Environmental damage seen from shuttle
By Jeff Franks
HOUSTON (Reuters) - Commander Eileen Collins said astronauts on shuttle Discovery had seen widespread environmental destruction on Earth and warned on Thursday that greater care was needed to protect natural resources.
Her comments came as NASA pondered whether to send astronauts out on an extra spacewalk to repair additional heat-protection damage on the first shuttle mission since the 2003 Columbia disaster.
Discovery is linked with the International Space Station and orbiting 220 miles above the Earth.
"Sometimes you can see how there is erosion, and you can see how there is deforestation. It's very widespread in some parts of the world," Collins said in a conversation from space with Japanese officials in Tokyo , including Prime Minister Junichiro Koizumi.
"We would like to see, from the astronauts' point of view, people take good care of the Earth and replace the resources that have been used," said Collins, who was standing with Japanese astronaut Soichi Noguchi in front of a Japanese flag and holding a colorful fan.
Collins, flying her fourth shuttle mission, said the view from space made clear that Earth's atmosphere must be protected, too.
"The atmosphere almost looks like an eggshell on an egg, it's so very thin," she said. "We know that we don't have much air, we need to protect what we have."
While Collins and Noguchi chatted, NASA officials were deciding whether a torn insulation blanket protecting part of the shuttle surface could rip off and strike a damaging blow to Discovery when it re-enters the atmosphere.

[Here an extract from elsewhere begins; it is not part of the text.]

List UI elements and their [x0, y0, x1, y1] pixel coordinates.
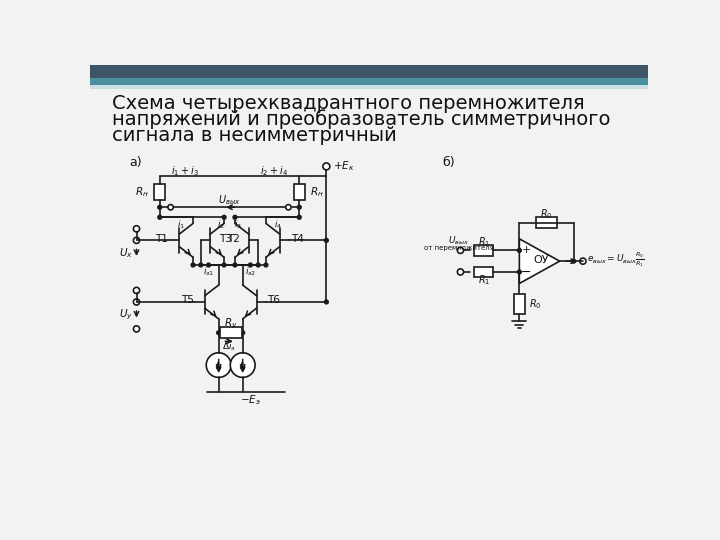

They said it could require another spacewalk to fix, which would take place on Saturday if needed. A decision was expected on Thursday afternoon.
Noguchi and astronaut Steve Robinson already have done three spacewalks, including a landmark walk on Wednesday to remove loose cloth strips protruding from Discovery's belly. NASA feared the strips could cause dangerous heat damage when the shuttle lands on Monday.
The combined crew of Discovery and the space station, nine in all, paid tribute on Thursday to the Columbia crew and other astronauts who have died in space accidents. They took turns speaking while television shots from the shuttle showed it passing over a sunlit Earth, then into night.
"Tragically, two years ago, we came once more to realize that we had let our guard down. We became lost in our hubris and learned once more the terrible price that must be paid for our failures," said mission specialist Charles Camarda. "In that accident, we not only lost seven colleagues, we lost seven friends."
Columbia broke apart before landing on Feb. 1, 2003, and the seven astronauts on board died.
Loose insulation foam from the fuel tank struck the wing heat shield at launch 16 days before, causing a hole that allowed superheated gases to penetrate and destroy the shuttle when it descended into the atmosphere.
NASA spent 2 1/2 years and $1 billion on safety upgrades after Columbia , but videos showed loose tank foam at Discovery's launch last week. The agency suspended shuttle flights until the foam problem is fixed.
A report in The New York Times suggested NASA was not as careful as it could have been about the foam issue.
The Times said an internal NASA memo, written in December by a retired NASA engineer brought back to monitor the quality of the foam operation, complained that deficiencies remained in the way foam was being applied to the fuel tank and warned "there will continue to be a threat of critical debris generation."
A spokesman at Johnson Space Center in Houston told Reuters he had not yet seen the Times report and could not comment.